"How would you preach to a
congregation where many people have advanced degrees?" I was asked the
first time I met a group of leaders from FUMCB/ The Open Door. I leaned back,
took a deep breath, and observed that people don't need a lecture when they
come to church but down deep most people are hungry for the Gospel. Then, I
pointed to the preaching style of a certain carpenter's son from Nazareth.
Jesus was always telling stories.
Some of them had a message that was as clear as a bell. You couldn't miss the
lesson in the story if you tried! Some of the stories Jesus tells seem almost
deliberately vague. Instead of turning on the lights that would help us see
life and truth, it's as if Jesus walks into the room and turns off the lights.
The Nazarene tells a story, we're confused, and find ourselves stumbling around
searching for the light switch. "What did that mean? Who are the bad fish
and who are the good? What in the world does a story about weeds in a field
have to say to us when we're wrestling with Gaza and legalized marijuana and
children crossing the border and marriage rights?"
Truth is Jesus sometimes likes to
make us work to find the truth. Like all great teachers, he wants to engage us.
He doesn't want to hand us truth on a silver platter. Jesus wants us to work
because only when we work to find the pearl of God's truth in a field of dirt,
do we make it our own. So if you stagger out of worship and ask your neighbor,
"What in the world did that mean?" perhaps we're doing our job. :)
The other thing to say about the
stories Jesus tells is that he likes to use everyday moments and things to
point us towards eternal, life-changing, world-healing truth. On the surface of
things, his stories often seem surprisingly simple. Jesus talks about weeds in
a field, a wedding party with oil lamps waiting for the reception to start, a
baker using yeast to make bread, a woman who loses some coins, a small seed
becoming a bush big enough to throw shade.

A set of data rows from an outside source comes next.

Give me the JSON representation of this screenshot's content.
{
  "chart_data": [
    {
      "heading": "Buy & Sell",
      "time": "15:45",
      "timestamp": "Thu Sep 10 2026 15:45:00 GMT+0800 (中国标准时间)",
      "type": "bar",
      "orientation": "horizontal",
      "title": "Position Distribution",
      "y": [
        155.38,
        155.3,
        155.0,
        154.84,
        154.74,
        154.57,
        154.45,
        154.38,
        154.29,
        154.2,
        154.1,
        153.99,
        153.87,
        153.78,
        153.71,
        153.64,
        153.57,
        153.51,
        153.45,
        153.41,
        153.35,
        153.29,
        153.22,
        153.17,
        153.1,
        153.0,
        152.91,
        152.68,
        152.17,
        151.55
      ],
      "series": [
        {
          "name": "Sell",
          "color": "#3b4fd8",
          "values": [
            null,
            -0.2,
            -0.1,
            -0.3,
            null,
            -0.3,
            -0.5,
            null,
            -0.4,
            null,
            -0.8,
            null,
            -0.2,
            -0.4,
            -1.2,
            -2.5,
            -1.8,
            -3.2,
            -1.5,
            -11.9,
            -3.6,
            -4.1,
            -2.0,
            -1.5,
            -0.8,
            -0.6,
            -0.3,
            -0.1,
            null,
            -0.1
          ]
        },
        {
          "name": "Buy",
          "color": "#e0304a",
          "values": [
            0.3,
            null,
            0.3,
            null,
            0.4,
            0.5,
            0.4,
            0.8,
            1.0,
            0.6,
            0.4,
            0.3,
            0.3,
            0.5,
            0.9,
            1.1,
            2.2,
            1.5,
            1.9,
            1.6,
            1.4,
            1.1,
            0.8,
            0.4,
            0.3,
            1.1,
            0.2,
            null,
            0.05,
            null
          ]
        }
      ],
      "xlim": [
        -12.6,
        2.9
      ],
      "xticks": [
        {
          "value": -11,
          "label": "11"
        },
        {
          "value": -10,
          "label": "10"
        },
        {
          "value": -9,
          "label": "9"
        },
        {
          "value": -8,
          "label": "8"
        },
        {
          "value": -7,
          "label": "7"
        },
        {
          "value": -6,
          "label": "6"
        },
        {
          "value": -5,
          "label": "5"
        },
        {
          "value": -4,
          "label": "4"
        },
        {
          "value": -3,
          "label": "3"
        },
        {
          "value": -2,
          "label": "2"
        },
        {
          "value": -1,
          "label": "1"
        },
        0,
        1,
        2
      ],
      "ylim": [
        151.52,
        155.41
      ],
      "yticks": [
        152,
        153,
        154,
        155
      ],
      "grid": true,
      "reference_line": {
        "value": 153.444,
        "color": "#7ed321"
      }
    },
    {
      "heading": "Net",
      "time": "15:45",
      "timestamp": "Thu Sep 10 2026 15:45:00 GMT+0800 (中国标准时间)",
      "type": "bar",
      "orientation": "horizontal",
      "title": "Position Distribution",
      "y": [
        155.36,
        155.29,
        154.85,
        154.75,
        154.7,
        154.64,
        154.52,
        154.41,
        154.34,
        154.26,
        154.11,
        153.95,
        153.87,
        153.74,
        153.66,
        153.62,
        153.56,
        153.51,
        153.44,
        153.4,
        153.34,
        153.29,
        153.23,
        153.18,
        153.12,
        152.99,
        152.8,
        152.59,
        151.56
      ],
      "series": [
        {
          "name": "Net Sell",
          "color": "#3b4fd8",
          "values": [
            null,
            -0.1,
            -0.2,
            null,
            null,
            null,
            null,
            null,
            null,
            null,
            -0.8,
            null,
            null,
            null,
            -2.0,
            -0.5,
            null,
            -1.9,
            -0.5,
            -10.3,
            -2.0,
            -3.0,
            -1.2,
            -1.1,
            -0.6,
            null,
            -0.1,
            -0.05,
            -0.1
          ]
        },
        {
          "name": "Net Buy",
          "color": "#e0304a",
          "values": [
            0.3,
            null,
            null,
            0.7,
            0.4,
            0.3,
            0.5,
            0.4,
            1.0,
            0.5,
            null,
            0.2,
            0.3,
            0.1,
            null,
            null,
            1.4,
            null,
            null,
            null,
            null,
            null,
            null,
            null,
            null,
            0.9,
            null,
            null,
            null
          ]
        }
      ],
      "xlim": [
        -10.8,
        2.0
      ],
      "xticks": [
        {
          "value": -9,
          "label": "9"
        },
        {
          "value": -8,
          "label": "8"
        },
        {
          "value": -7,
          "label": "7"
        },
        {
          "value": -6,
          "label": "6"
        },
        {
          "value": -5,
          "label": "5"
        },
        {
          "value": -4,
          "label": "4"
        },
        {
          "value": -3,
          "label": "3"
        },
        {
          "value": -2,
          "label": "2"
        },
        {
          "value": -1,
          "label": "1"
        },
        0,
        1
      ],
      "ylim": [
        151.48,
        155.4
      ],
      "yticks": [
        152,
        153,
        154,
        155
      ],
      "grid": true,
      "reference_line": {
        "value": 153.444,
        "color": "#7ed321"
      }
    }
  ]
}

I once heard about a preacher who
-most Sundays- used some kitchen utensil or food item as an illustration for
the Gospel truth. People, years after the pastor had moved on down the road,
said they couldn't work in their kitchens without remembering those sermons!
They'd get out their sharpest knife and remember a sermon based on James about
how careful we need to be with our tongues...our words. Simple things from the
kitchen used to point people to deep truth.
Jesus was a story teller. You see
that, especially, in Matthew 13. The Nazarene goes from one parable to another,
barely taking a breath between stories.
The best story he ever told, of
course, was the story he told with his life.